I want to use a different ssh key, not common!

  • Change the keys.default.key setting

I want to use a different ssh key per droplet tag!

  • Change the keys.tagToKey setting and add in it entries like:
"control-center": {
    "key": "cc_prv",
    "priority": 7
},
"consul-server": {
    "key": "cs_prv",
    "priority": 6
},
"postgres-master": {
    "key": "common",
    "priority": 5
}

The final config will look like this:

{
    "token": "DIGITAL_OCEAN_READ_ONLY_TOKEN_HERE",
    "keys": {
        "tagToKey": {
            "control-center": {
                "key": "cc_prv",
                "priority": 7
            },
            "consul-server": {
                "key": "cs_prv",
                "priority": 6
            },
            "postgres-master": {
                "key": "common",
                "priority": 5
            }
        },
        "default": {
            "key": "common",
            "priority": 0
        }
    },
    "startMark": "# DO production",
    "endMark": "# /DO production",
    "hostPrefix": "do-prod-"
}

Important: A droplet can have more than 1 tag, that's why there's a field called priority there. In the above example, if a droplet has both the control-center and consul-server tags, it will use the key with the higher priority (here control-center). If a droplet has no tags or its tags do not appear in tagToKey, it will use the default key.
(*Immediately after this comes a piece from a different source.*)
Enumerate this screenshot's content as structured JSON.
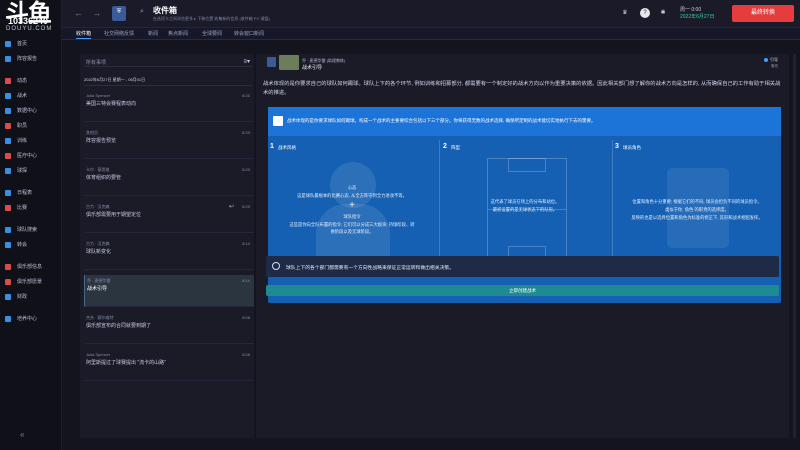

For the droplets that match a specific tag, now the Host in the ssh config will have the name of the tag, not the droplet name:

# DO production
Host do-prod-control-center
    # control-center1517024146
    Hostname X.X.X.X
    IdentityFile ~/.ssh/cc_prv
    User user
Host do-prod-control-center2
    # control-center1517027030
    Hostname X.X.X.X
    IdentityFile ~/.ssh/cc_prv
    User user
... more entries
# /DO production

This is convenient for large environments where the droplet names are autogenerated

Note: The droplet name is still visible as a comment in the first line of each entry

Note: As shown in the above example, if 2 or more droplets share the same tag, an ascending number is appended to the Host value.

Now you can see everything easily using ssh's tab completion, and connect anywhere:

$ ssh do-prod- <hit TAB key twice>

do-prod-control-center   do-prod-mongodb  do-prod-load-balancer    do-prod-nodejs2          do-prod-postgres-slave   do-prod-blog
do-prod-control-center2  do-prod-landing-page     do-prod-nodejs           do-prod-postgres-master  do-prod-redis            

I have production and testing and I work in 10 different companies!

Simply create different configuration files under ~/.config/python-digitalocean-ssh/, one for each use case of yours, like production.json and testing.json. It will be useful to have a different hostPrefix for each use case.

Also, add the different markings in your ssh config file, e.g.:

# DO production
# /DO production

# DO testing
# /DO testing

Now if you run

$ python3 -m digitalocean_ssh production

it will go on and read from production.json and write in the corresponding marking inside your ssh config. And if you run

$ python3 -m digitalocean_ssh testing

it will go on and read from testing.json and write in the corresponding marking.

Can I safely re-run the script any times I want?

Yes, provided that you haven't included any entries of yours between the markings you've specified in the configuration. Everything between the markings is deleted each time the script runs.